You could argue part of its bad rep came from Bridget Jones shimmying into her ‘granny pants’ in 2001, to attract the slick Daniel Cleaver, only to be mortified when he finds them in a steamy make out session.
‘That turned shapewear into a bit of a punchline, something women wore in secret and hoped no one ever saw,’ Lisa explains. ‘It reflected how society viewed it then: a necessary but slightly shameful thing.
‘But behind that humour was the truth that most women were wearing it, they just didn’t want to admit it.’
Some questioned whether we should be altering our bodies at all; doesn’t the concept of shapewear feed into toxic beauty standards?
‘Early shapewear was associated with hiding, disguising, or “fixing” our bodies. It came with the message that we needed to change to look acceptable, which naturally carried some negativity,’ Lisa adds.
‘Over time though, that narrative has evolved, it’s now more about enhancing comfort, improving fit, and celebrating your silhouette rather than concealing it.’
But, for stylist Shauna, it was never about ‘hiding our bodies’. ‘It was about making us feel more confident,’ she tells Metro. ‘It simply helps clothes fit a little better, it’s not trying to create a body shape that isn’t natural to that person, like steel-boned corsets did.
‘Personally, when I put on a pair of SPANX, I just feel more put together – it’s like an extra layer of confidence and protection before you go out and face the world.’
From funny to fashion
Flash forward to 2025, and shapewear in no longer a Bridget Jones punchline… it’s chic.
It was SPANX that paved the way for the likes of Skims, the $4billion Kim Kardashian fashion brand which made ‘granny pants’ de rigeur.
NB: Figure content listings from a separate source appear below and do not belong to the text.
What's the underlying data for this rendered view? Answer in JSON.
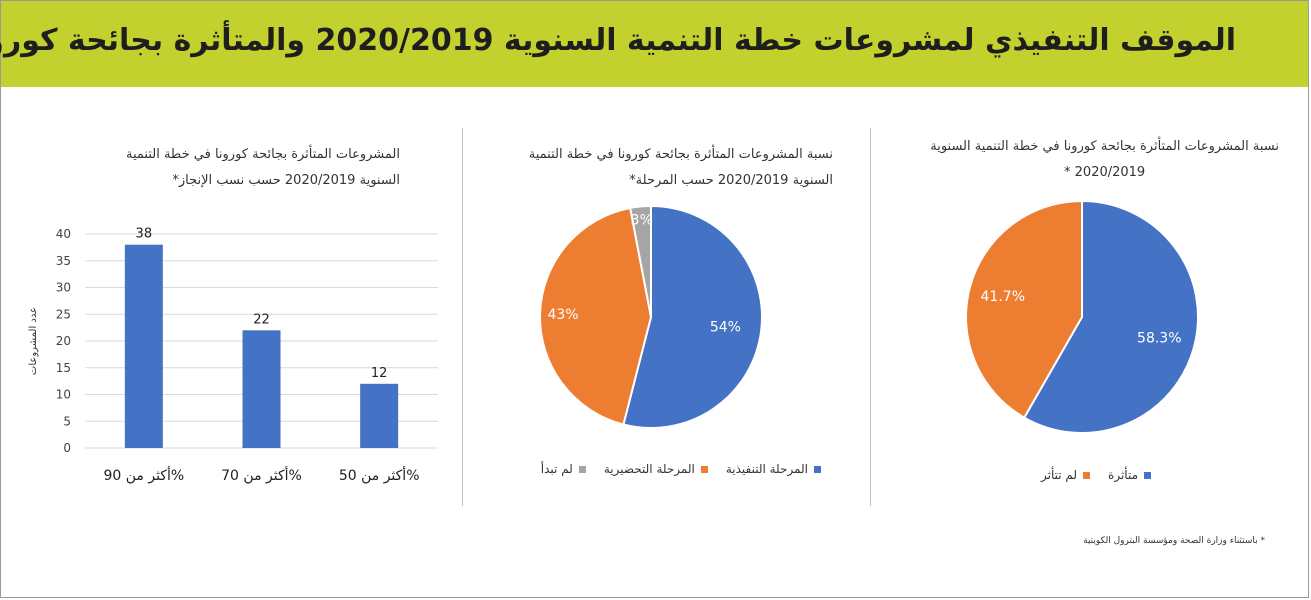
{
  "header": {
    "title": "الموقف التنفيذي لمشروعات خطة التنمية السنوية 2020/2019 والمتأثرة بجائحة كورونا*",
    "background_color": "#c3d12f"
  },
  "footnote": "* باستثناء وزارة الصحة ومؤسسة البترول الكويتية",
  "colors": {
    "blue": "#4472c4",
    "orange": "#ed7d31",
    "gray": "#a5a5a5"
  },
  "chart_data": [
    {
      "type": "bar",
      "title_line1": "المشروعات المتأثرة بجائحة كورونا في خطة التنمية",
      "title_line2": "السنوية  2020/2019 حسب نسب الإنجاز*",
      "categories": [
        "أكثر من 90%",
        "أكثر من 70%",
        "أكثر من 50%"
      ],
      "values": [
        38,
        22,
        12
      ],
      "ylabel": "عدد المشروعات",
      "ylim": [
        0,
        40
      ],
      "yticks": [
        0,
        5,
        10,
        15,
        20,
        25,
        30,
        35,
        40
      ],
      "grid": true,
      "color": "#4472c4"
    },
    {
      "type": "pie",
      "title_line1": "نسبة المشروعات المتأثرة بجائحة كورونا في خطة التنمية",
      "title_line2": "السنوية  2020/2019 حسب المرحلة*",
      "slices": [
        {
          "name": "المرحلة التنفيذية",
          "value": 54,
          "label": "54%",
          "color": "#4472c4"
        },
        {
          "name": "المرحلة التحضيرية",
          "value": 43,
          "label": "43%",
          "color": "#ed7d31"
        },
        {
          "name": "لم تبدأ",
          "value": 3,
          "label": "3%",
          "color": "#a5a5a5"
        }
      ],
      "legend": "bottom"
    },
    {
      "type": "pie",
      "title_line1": "نسبة المشروعات المتأثرة بجائحة كورونا في خطة التنمية السنوية",
      "title_line2": "2020/2019 *",
      "slices": [
        {
          "name": "متأثرة",
          "value": 58.3,
          "label": "58.3%",
          "color": "#4472c4"
        },
        {
          "name": "لم تتأثر",
          "value": 41.7,
          "label": "41.7%",
          "color": "#ed7d31"
        }
      ],
      "legend": "bottom"
    }
  ]
}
In fact, it made shapewear the outfit, rather than an undergarment.
‘Sara Blakely walked so Skims could run,’ Shauna says. ‘Skims has been successful because it’s so inclusive of sizes and skin tones. Whatever you think about the Kardashians, the brand has been really effective.’
We’ve seen Skims donned by the likes of Billy Eilish and Kate Moss, with the same cinching materials now being used to make basic dresses, tops and bottoms, circumventing the need for ‘granny pants’ altogether.
‘It reframed shapewear as a lifestyle product rather than a secret in September 2019, it made it modern, inclusive, and desirable,’ Lisa adds.
‘The marketing focused on confidence, comfort, and empowerment – not correction. The rise of social media and body diversity also played a huge role. Suddenly, shapewear wasn’t hidden; it was part of the aesthetic.’
But it wasn’t just Skims that benefitted from the Spanx revolution.Lizzo joined the conversation when she founded her shapewear brand Yitty in 2022, in partnership with Fabletics, and was just another brand Lisa says the noughties company ‘opened the door for’.
An everyday essential
Sara Blakely may have sold her majority share of SPANX to private equity giant Blackstone back in 2021, but by then, the undergarments were already wardrobe staples.
Just over a decade after launching, the hosiery company had been making 20% profit margins on a whopping average of $250 million of annual sales.
While Covid saw sales drop by 24% and the company decreased in value, it still remains the mother of shapewear.
There are more than 45 different SPANX shapewear products and more than 27 bra types on offer. Perhaps stylist Shauna says it best: ‘Quite simply, Sara was a pioneer.’